Secondo le ipotesi che circolano, il meccanismo dei rimborsi si baserà sulla riedizione dell’arbitrato, così come concordato da Tria con il Commissario Ue Vestager per stare in linea con le norme europee, prevedendo un sistema di rimborsi diretti per circa il 90% dei risparmiatori con Isee sotto ai 35mila euro, avvalendosi del concetto di emergenza sociale che eviterebbe di configurare gli indennizzi come aiuti di Stato. Il restante 10%, invece, dovrà essere sottoposto a «controlli» da parte della commissione istituita per le verifiche, poiché potrebbero essere potenziali speculatori o persone che volontariamente avrebbero acquistato azioni e subordinate.
Insomma, la soluzione adottata alla fine è stata quella definita dal ministro dell’Economia, che ancora ieri è stato sottoposto a un fuoco di fila di critiche e neanche tanto velate accuse da parte dei due partiti di governo, che nonostante le loro divisioni su questo punto convergono con entusiasmo. I due partiti vogliono alimentare la finzione che la crescita possa arrivare a quota 0,5%, mentre Tria nel prossimo Documento di economia e finanza intende scrivere +0,2%. «Io apprezzo la prudenza», dice il vicepremier Matteo Salvini ai giornalisti a margine di Vinitaly, ma ribadisce che «nel Def la riduzione fiscale dovrà essere sicuramente inserita». È sempre Tria il sospettato.
Il guaio è che il titolare del ministero di via XX Settembre, anche se volesse, non ha la possibilità di generare tutti i miliardi che i due partiti stanno promettendo a destra e manca in vista delle elezioni europee di fine maggio. Tria già deve trovare i 23 miliardi indispensabili per sterilizzare l’aumento delle aliquote Iva. Poi ne serviranno 7-8 per finanziare pienamente per il 2020 il reddito di cittadinanza e quota 100. Ancora, bisogna perfezionare le coperture per il decreto legge «crescita», approvato «salvo intese» (ovvero in versione non completa) nell’ultimo Consiglio dei ministri di giovedì scorso. Il tutto in un quadro di crescita praticamente zero, che si è mangiata la riserva di due miliardi che Tria aveva messo da parte.

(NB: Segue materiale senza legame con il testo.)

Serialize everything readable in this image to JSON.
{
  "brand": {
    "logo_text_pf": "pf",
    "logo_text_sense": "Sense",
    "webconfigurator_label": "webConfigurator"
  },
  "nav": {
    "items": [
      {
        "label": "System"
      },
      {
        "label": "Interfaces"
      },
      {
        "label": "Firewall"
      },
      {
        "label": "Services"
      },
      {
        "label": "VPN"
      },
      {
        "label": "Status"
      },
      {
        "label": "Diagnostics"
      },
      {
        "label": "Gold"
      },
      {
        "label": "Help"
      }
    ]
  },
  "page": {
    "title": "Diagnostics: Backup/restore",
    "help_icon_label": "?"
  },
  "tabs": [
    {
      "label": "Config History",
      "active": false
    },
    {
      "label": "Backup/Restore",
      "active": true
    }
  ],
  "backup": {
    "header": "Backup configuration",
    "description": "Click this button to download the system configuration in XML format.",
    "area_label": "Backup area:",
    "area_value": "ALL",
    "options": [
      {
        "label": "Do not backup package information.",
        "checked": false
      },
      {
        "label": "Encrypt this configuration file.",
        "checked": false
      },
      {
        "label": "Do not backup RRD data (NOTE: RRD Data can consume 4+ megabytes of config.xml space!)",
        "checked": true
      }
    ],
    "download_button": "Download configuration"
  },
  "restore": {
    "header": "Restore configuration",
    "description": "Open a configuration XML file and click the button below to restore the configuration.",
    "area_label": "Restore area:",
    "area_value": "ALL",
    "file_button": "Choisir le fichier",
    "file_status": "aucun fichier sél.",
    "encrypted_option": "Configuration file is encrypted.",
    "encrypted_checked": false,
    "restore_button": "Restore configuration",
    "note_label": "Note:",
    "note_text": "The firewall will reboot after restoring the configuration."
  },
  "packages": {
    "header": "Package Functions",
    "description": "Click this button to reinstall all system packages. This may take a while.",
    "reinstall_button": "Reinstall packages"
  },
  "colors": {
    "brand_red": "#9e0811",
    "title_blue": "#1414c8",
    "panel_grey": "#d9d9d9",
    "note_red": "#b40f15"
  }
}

A queste esigenze si aggiunge ora la richiesta della Lega di varare una simil flat tax con un’aliquota Irpef unica al 15% per i redditi familiari fino a 50mila euro. Ci vorrebbero 12-15 miliardi. E infine sia Lega che M5S hanno anche preparato un pacchetto di misure di sostegno alle famiglie da 3 miliardi.
Al Tesoro si pensa che varare queste misure senza contemporanei drastici tagli alla spesa o aumenti di altre imposte sia impossibile. «Tria rimarrà al suo posto», afferma il premier Giuseppe Conte. Intanto, i due leader della coalizione gialloverde continuano il loro duello. Matteo Salvini ieri ha lanciato un chiaro avvertimento agli alleati: «Abbiamo votato il reddito di cittadinanza, che non è nel dna della Lega, ora pretendiamo rispetto» sulla flat tax. «La flat tax non deve aiutare i ricchi – gli replica Luigi Di Maio – è necessaria una progressività». E dal capo pentastellato un’altra insidiosa stoccata al suo rivale leghista, stavolta sui campi Rom: «vanno chiusi – dice Di Maio – e non possiamo dire ai sindaci d’Italia occupatevene voi con le vostre risorse. Ma non le devo fare io da ministro dello Sviluppo Economico, lo deve fare il ministro dell’Interno».